Fussball
SSV Jahn: Großbaustelle vor Keeper Meyer

Den Regensburgern gehen vor dem Duell mit Spitzenreiter Bochum die Innenverteidiger aus. Stolzes Abgang ist wohl fix.

08.05.2021 | Stand 16.09.2023, 3:14 Uhr
Auge in Auge mit VfL-Torjäger Simon Zoller: Jahn-Torhüter Alexander Meyer (links) bei der 0:2-Heimniederlage der Regensburger am 10. Januar gegen Bochum −Foto: Andreas Nickl

Eigentlich ist die Schwachstelle des SSV Jahn in dieser Spielzeit längst lokalisiert. Die Torflaute in der Offensive, teils resultierend als einer miserablen Chancenverwertung, gilt als das große Manko der Regensburger. Ausgerechnet vor dem wegweisenden Auftritt beim Zweitliga-Spitzenreiter und Aufstiegsaspiranten in Bochum an diesem Sonntag (13.30 Uhr) tut sich nun allerdings eine andere Großbaustelle auf. Die Defensivzentrale vor Keeper Alexander Meyer droht im Saisonendspurt zur Problemzone zu werden.

Nach Sebastian Nachreiner, der noch immer an den Nachwehen seiner Muskelverletzung laboriert und für die Partie am Sonntag noch kein Thema sein dürfte, fällt Jan Elvedi bis zum Saisonende aus. Kapitän Benedikt Gimber, der stets erste Aushilfskraft in der Innenverteidigung war, hat sich nach zweimal Gelb-Rot beim 1:1 zuletzt gegen den Hamburger SV die fünfte Verwarnung und damit die dritte Sperre in dieser Spielzeit eingehandelt. „Ein neuer persönlicher Rekord“, wie Jahn-Coach Mersad Selimbegovic mit einer Portion Galgenhumor anmerkt.

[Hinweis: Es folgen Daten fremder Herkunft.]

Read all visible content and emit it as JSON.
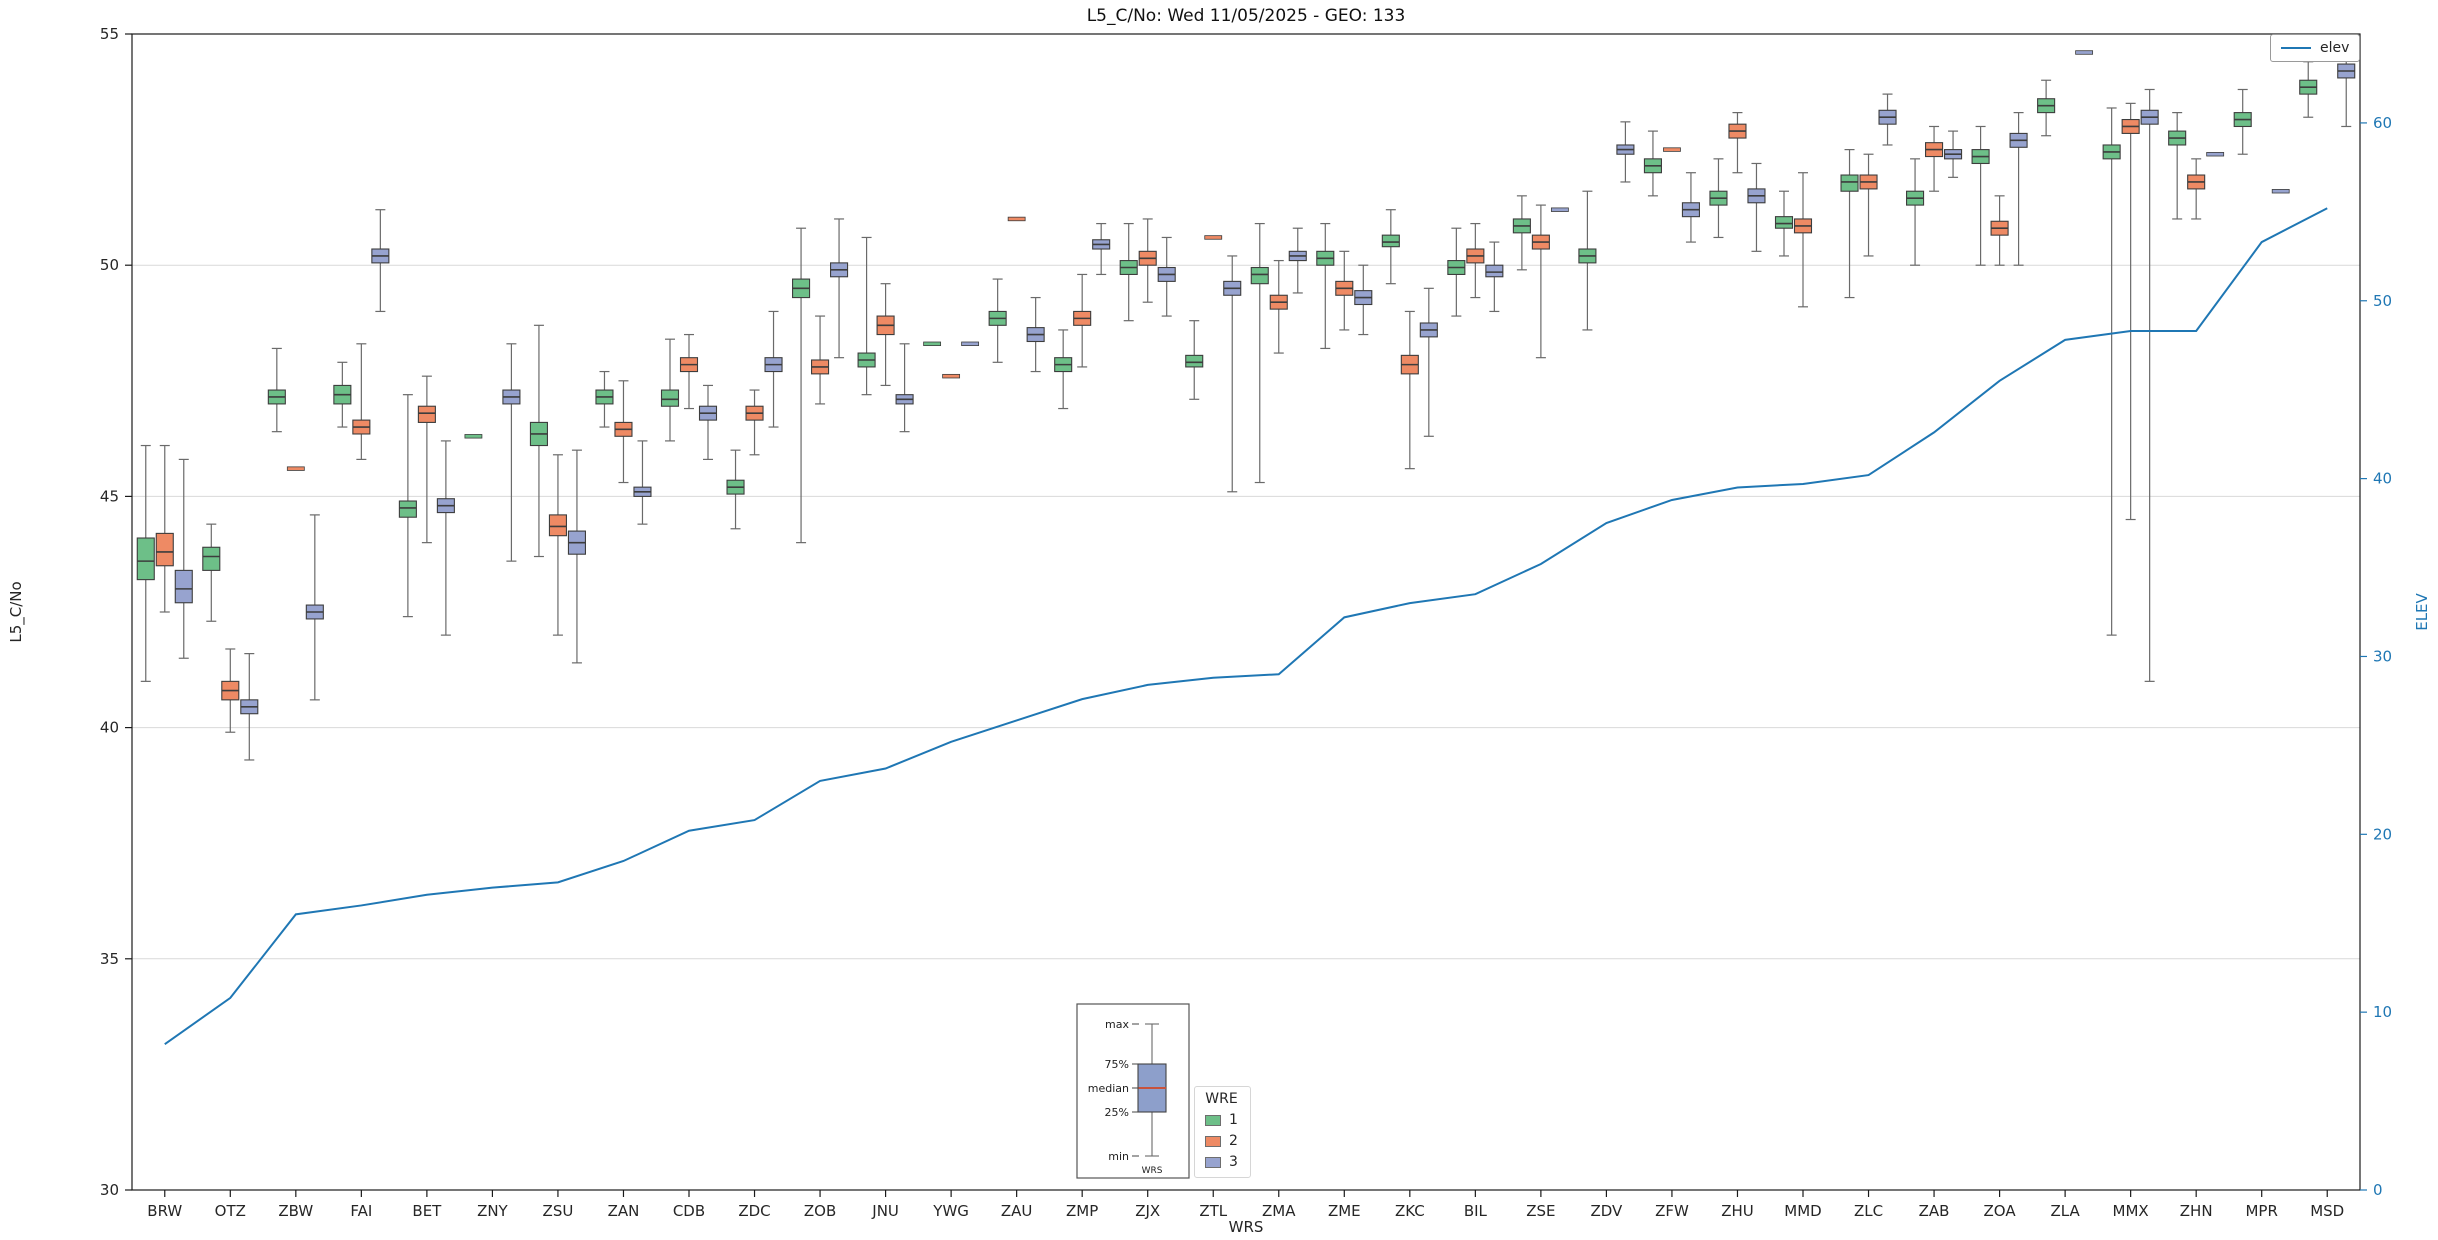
{
  "chart_data": {
    "type": "boxplot",
    "title": "L5_C/No: Wed 11/05/2025 - GEO: 133",
    "xlabel": "WRS",
    "ylabel": "L5_C/No",
    "y2label": "ELEV",
    "ylim": [
      30,
      55
    ],
    "y2lim": [
      0,
      65
    ],
    "yticks": [
      30,
      35,
      40,
      45,
      50,
      55
    ],
    "y2ticks": [
      0,
      10,
      20,
      30,
      40,
      50,
      60
    ],
    "grid": true,
    "legend_position": "upper right",
    "wre_legend_title": "WRE",
    "categories": [
      "BRW",
      "OTZ",
      "ZBW",
      "FAI",
      "BET",
      "ZNY",
      "ZSU",
      "ZAN",
      "CDB",
      "ZDC",
      "ZOB",
      "JNU",
      "YWG",
      "ZAU",
      "ZMP",
      "ZJX",
      "ZTL",
      "ZMA",
      "ZME",
      "ZKC",
      "BIL",
      "ZSE",
      "ZDV",
      "ZFW",
      "ZHU",
      "MMD",
      "ZLC",
      "ZAB",
      "ZOA",
      "ZLA",
      "MMX",
      "ZHN",
      "MPR",
      "MSD"
    ],
    "box_format": [
      "whisker_low",
      "q1",
      "median",
      "q3",
      "whisker_high"
    ],
    "series": [
      {
        "name": "1",
        "color": "#6dbf88",
        "boxes": [
          [
            41.0,
            43.2,
            43.6,
            44.1,
            46.1
          ],
          [
            42.3,
            43.4,
            43.7,
            43.9,
            44.4
          ],
          [
            46.4,
            47.0,
            47.15,
            47.3,
            48.2
          ],
          [
            46.5,
            47.0,
            47.2,
            47.4,
            47.9
          ],
          [
            42.4,
            44.55,
            44.75,
            44.9,
            47.2
          ],
          [
            46.3,
            46.3,
            46.3,
            46.3,
            46.3
          ],
          [
            43.7,
            46.1,
            46.35,
            46.6,
            48.7
          ],
          [
            46.5,
            47.0,
            47.15,
            47.3,
            47.7
          ],
          [
            46.2,
            46.95,
            47.1,
            47.3,
            48.4
          ],
          [
            44.3,
            45.05,
            45.2,
            45.35,
            46.0
          ],
          [
            44.0,
            49.3,
            49.5,
            49.7,
            50.8
          ],
          [
            47.2,
            47.8,
            47.95,
            48.1,
            50.6
          ],
          [
            48.3,
            48.3,
            48.3,
            48.3,
            48.3
          ],
          [
            47.9,
            48.7,
            48.85,
            49.0,
            49.7
          ],
          [
            46.9,
            47.7,
            47.85,
            48.0,
            48.6
          ],
          [
            48.8,
            49.8,
            49.95,
            50.1,
            50.9
          ],
          [
            47.1,
            47.8,
            47.9,
            48.05,
            48.8
          ],
          [
            45.3,
            49.6,
            49.8,
            49.95,
            50.9
          ],
          [
            48.2,
            50.0,
            50.15,
            50.3,
            50.9
          ],
          [
            49.6,
            50.4,
            50.5,
            50.65,
            51.2
          ],
          [
            48.9,
            49.8,
            49.95,
            50.1,
            50.8
          ],
          [
            49.9,
            50.7,
            50.85,
            51.0,
            51.5
          ],
          [
            48.6,
            50.05,
            50.2,
            50.35,
            51.6
          ],
          [
            51.5,
            52.0,
            52.15,
            52.3,
            52.9
          ],
          [
            50.6,
            51.3,
            51.45,
            51.6,
            52.3
          ],
          [
            50.2,
            50.8,
            50.9,
            51.05,
            51.6
          ],
          [
            49.3,
            51.6,
            51.8,
            51.95,
            52.5
          ],
          [
            50.0,
            51.3,
            51.45,
            51.6,
            52.3
          ],
          [
            50.0,
            52.2,
            52.35,
            52.5,
            53.0
          ],
          [
            52.8,
            53.3,
            53.45,
            53.6,
            54.0
          ],
          [
            42.0,
            52.3,
            52.45,
            52.6,
            53.4
          ],
          [
            51.0,
            52.6,
            52.75,
            52.9,
            53.3
          ],
          [
            52.4,
            53.0,
            53.15,
            53.3,
            53.8
          ],
          [
            53.2,
            53.7,
            53.85,
            54.0,
            54.4
          ]
        ]
      },
      {
        "name": "2",
        "color": "#ee8a64",
        "boxes": [
          [
            42.5,
            43.5,
            43.8,
            44.2,
            46.1
          ],
          [
            39.9,
            40.6,
            40.8,
            41.0,
            41.7
          ],
          [
            45.6,
            45.6,
            45.6,
            45.6,
            45.6
          ],
          [
            45.8,
            46.35,
            46.5,
            46.65,
            48.3
          ],
          [
            44.0,
            46.6,
            46.8,
            46.95,
            47.6
          ],
          null,
          [
            42.0,
            44.15,
            44.35,
            44.6,
            45.9
          ],
          [
            45.3,
            46.3,
            46.45,
            46.6,
            47.5
          ],
          [
            46.9,
            47.7,
            47.85,
            48.0,
            48.5
          ],
          [
            45.9,
            46.65,
            46.8,
            46.95,
            47.3
          ],
          [
            47.0,
            47.65,
            47.8,
            47.95,
            48.9
          ],
          [
            47.4,
            48.5,
            48.7,
            48.9,
            49.6
          ],
          [
            47.6,
            47.6,
            47.6,
            47.6,
            47.6
          ],
          [
            51.0,
            51.0,
            51.0,
            51.0,
            51.0
          ],
          [
            47.8,
            48.7,
            48.85,
            49.0,
            49.8
          ],
          [
            49.2,
            50.0,
            50.15,
            50.3,
            51.0
          ],
          [
            50.6,
            50.6,
            50.6,
            50.6,
            50.6
          ],
          [
            48.1,
            49.05,
            49.2,
            49.35,
            50.1
          ],
          [
            48.6,
            49.35,
            49.5,
            49.65,
            50.3
          ],
          [
            45.6,
            47.65,
            47.85,
            48.05,
            49.0
          ],
          [
            49.3,
            50.05,
            50.2,
            50.35,
            50.9
          ],
          [
            48.0,
            50.35,
            50.5,
            50.65,
            51.3
          ],
          null,
          [
            52.5,
            52.5,
            52.5,
            52.5,
            52.5
          ],
          [
            52.0,
            52.75,
            52.9,
            53.05,
            53.3
          ],
          [
            49.1,
            50.7,
            50.85,
            51.0,
            52.0
          ],
          [
            50.2,
            51.65,
            51.8,
            51.95,
            52.4
          ],
          [
            51.6,
            52.35,
            52.5,
            52.65,
            53.0
          ],
          [
            50.0,
            50.65,
            50.8,
            50.95,
            51.5
          ],
          null,
          [
            44.5,
            52.85,
            53.0,
            53.15,
            53.5
          ],
          [
            51.0,
            51.65,
            51.8,
            51.95,
            52.3
          ],
          null,
          null
        ]
      },
      {
        "name": "3",
        "color": "#97a3cf",
        "boxes": [
          [
            41.5,
            42.7,
            43.0,
            43.4,
            45.8
          ],
          [
            39.3,
            40.3,
            40.45,
            40.6,
            41.6
          ],
          [
            40.6,
            42.35,
            42.5,
            42.65,
            44.6
          ],
          [
            49.0,
            50.05,
            50.2,
            50.35,
            51.2
          ],
          [
            42.0,
            44.65,
            44.8,
            44.95,
            46.2
          ],
          [
            43.6,
            47.0,
            47.15,
            47.3,
            48.3
          ],
          [
            41.4,
            43.75,
            44.0,
            44.25,
            46.0
          ],
          [
            44.4,
            45.0,
            45.1,
            45.2,
            46.2
          ],
          [
            45.8,
            46.65,
            46.8,
            46.95,
            47.4
          ],
          [
            46.5,
            47.7,
            47.85,
            48.0,
            49.0
          ],
          [
            48.0,
            49.75,
            49.9,
            50.05,
            51.0
          ],
          [
            46.4,
            47.0,
            47.1,
            47.2,
            48.3
          ],
          [
            48.3,
            48.3,
            48.3,
            48.3,
            48.3
          ],
          [
            47.7,
            48.35,
            48.5,
            48.65,
            49.3
          ],
          [
            49.8,
            50.35,
            50.45,
            50.55,
            50.9
          ],
          [
            48.9,
            49.65,
            49.8,
            49.95,
            50.6
          ],
          [
            45.1,
            49.35,
            49.5,
            49.65,
            50.2
          ],
          [
            49.4,
            50.1,
            50.2,
            50.3,
            50.8
          ],
          [
            48.5,
            49.15,
            49.3,
            49.45,
            50.0
          ],
          [
            46.3,
            48.45,
            48.6,
            48.75,
            49.5
          ],
          [
            49.0,
            49.75,
            49.85,
            50.0,
            50.5
          ],
          [
            51.2,
            51.2,
            51.2,
            51.2,
            51.2
          ],
          [
            51.8,
            52.4,
            52.5,
            52.6,
            53.1
          ],
          [
            50.5,
            51.05,
            51.2,
            51.35,
            52.0
          ],
          [
            50.3,
            51.35,
            51.5,
            51.65,
            52.2
          ],
          null,
          [
            52.6,
            53.05,
            53.2,
            53.35,
            53.7
          ],
          [
            51.9,
            52.3,
            52.4,
            52.5,
            52.9
          ],
          [
            50.0,
            52.55,
            52.7,
            52.85,
            53.3
          ],
          [
            54.6,
            54.6,
            54.6,
            54.6,
            54.6
          ],
          [
            41.0,
            53.05,
            53.2,
            53.35,
            53.8
          ],
          [
            52.4,
            52.4,
            52.4,
            52.4,
            52.4
          ],
          [
            51.6,
            51.6,
            51.6,
            51.6,
            51.6
          ],
          [
            53.0,
            54.05,
            54.2,
            54.35,
            54.9
          ]
        ]
      }
    ],
    "elev_line": {
      "name": "elev",
      "color": "#1f77b4",
      "values": [
        8.2,
        10.8,
        15.5,
        16.0,
        16.6,
        17.0,
        17.3,
        18.5,
        20.2,
        20.8,
        23.0,
        23.7,
        25.2,
        26.4,
        27.6,
        28.4,
        28.8,
        29.0,
        32.2,
        33.0,
        33.5,
        35.2,
        37.5,
        38.8,
        39.5,
        39.7,
        40.2,
        42.6,
        45.5,
        47.8,
        48.3,
        48.3,
        53.3,
        55.2
      ]
    },
    "inset_legend": {
      "labels": [
        "max",
        "75%",
        "median",
        "25%",
        "min"
      ],
      "xlabel": "WRS",
      "box_color": "#8d9fcb",
      "median_color": "#c8523c"
    }
  }
}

Wenige Minuten Einsatzzeit

Angesichts des personellen Aderlasses rücken Akteure in den Fokus, die bislang eher Randfiguren waren. Ein Anwärter auf den Job an der Seite von Scott Kennedy ist Markus Palionis, der am kommenden Mittwoch 34 Jahre alt wird, allerdings bei sechs Einwechslungen insgesamt gerade mal rund 17 Minuten Einsatzzeit in dieser Saison angehäuft hat. Der Abwehr-Routinier sei trotzdem „immer bereit“, sagt Selimbegovic, der den Kreis der Kandidaten sehr weit fasst: „Alle, die gesund sind und auf dieser Position schon einmal gespielt haben, sind eine Option.“ Das schließt sogar den Ex-Bochumer Tom Baack mit ein, der jedoch auf lediglich elf Minuten nach einer Einwechslung verweisen kann und es in den vergangenen sechs Partien nicht mal in den Jahn-Kader geschafft hatte.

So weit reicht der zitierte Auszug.